Así bajo el supuesto nihilismo, la etapa postmoderna, aquella que se alzó contra los principios más hirientes de la modernidad, se identificó con un individualismo hedonista, que huía como de la peste de los colectivismos en que el individuo quedaba disuelto; con un relativismo o un vacío de valores, fruto de la crisis de los grandes relatos a que condujo el fracaso de la modernidad –anticipada por la simbólica muerte de Dios-; con un culto al cuerpo, a lo sensible, a lo superficial derivado de ese hedonismo; y una exaltación del presente menospreciando el valor del pasado, contra el que se oponían; y de un futuro lleno de incertidumbre.

Pero esta expresión nihilista ha ido evolucionando y podemos reconocer que no es exactamente la misma en los años ochenta que en la actualidad.

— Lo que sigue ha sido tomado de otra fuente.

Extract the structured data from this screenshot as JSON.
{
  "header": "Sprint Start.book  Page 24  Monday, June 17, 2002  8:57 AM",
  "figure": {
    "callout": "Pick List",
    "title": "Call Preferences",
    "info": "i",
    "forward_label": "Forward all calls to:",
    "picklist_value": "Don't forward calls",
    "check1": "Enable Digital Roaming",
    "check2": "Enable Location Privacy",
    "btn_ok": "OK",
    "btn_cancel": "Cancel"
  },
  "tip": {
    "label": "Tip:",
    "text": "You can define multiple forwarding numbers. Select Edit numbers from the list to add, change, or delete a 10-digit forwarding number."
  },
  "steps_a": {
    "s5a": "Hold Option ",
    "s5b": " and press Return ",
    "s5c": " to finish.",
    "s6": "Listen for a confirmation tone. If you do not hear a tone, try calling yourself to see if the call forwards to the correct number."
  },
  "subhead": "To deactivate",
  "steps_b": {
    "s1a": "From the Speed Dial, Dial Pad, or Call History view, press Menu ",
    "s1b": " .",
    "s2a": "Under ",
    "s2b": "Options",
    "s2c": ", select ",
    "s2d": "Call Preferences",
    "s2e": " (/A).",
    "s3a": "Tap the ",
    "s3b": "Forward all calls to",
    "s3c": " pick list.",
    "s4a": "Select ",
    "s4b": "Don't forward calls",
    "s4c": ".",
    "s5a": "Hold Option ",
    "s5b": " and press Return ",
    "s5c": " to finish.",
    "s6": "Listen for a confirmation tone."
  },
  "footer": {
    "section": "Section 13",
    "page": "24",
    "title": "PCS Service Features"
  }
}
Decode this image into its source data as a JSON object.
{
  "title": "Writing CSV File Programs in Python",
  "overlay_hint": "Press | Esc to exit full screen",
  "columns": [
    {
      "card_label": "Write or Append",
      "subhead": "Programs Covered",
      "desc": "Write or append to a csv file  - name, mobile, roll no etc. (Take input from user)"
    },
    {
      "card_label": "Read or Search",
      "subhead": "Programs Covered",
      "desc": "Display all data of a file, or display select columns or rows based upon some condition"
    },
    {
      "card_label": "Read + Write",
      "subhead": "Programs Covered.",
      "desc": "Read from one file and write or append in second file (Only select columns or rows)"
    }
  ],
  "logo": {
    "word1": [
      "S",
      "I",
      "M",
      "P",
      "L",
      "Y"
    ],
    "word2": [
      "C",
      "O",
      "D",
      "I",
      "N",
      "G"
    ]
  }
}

Los grandes relatos siguen sin cuajar, porque el único que se mantiene vivo, porque es el discurso legitimador del poder económico, es el neoliberalismo, y no creo que se pueda afirmar que sea reconocido como deseable por una mayoría. Sin embargo, el individualismo que podría generar la falta de un relato unificador se ha transformado con el tiempo en una red de cooperación ciudadana donde quien ha quedado expulsado, por desconfianza, ha sido el estado, el representante del “discurso engañoso”. Los individuos son más pragmáticos, huyen de las grandes palabras, pero se asocian con agilidad para organizar un comedor diario que auxilie a cien familias del barrio que están en situación de pobreza extrema. Saben que su aportación y su esfuerzo no son manipulados ni tergiversado, ni usado fraudulentamente.

La solidaridad se ha convertido en la respuesta a las palabras vacías que ha desbordado la voluntad de las instituciones y ha evidenciado que hay problemas que no se solucionan por falta de voluntad política, no por falta de recursos que han facilitado los ciudadanos sin reparos.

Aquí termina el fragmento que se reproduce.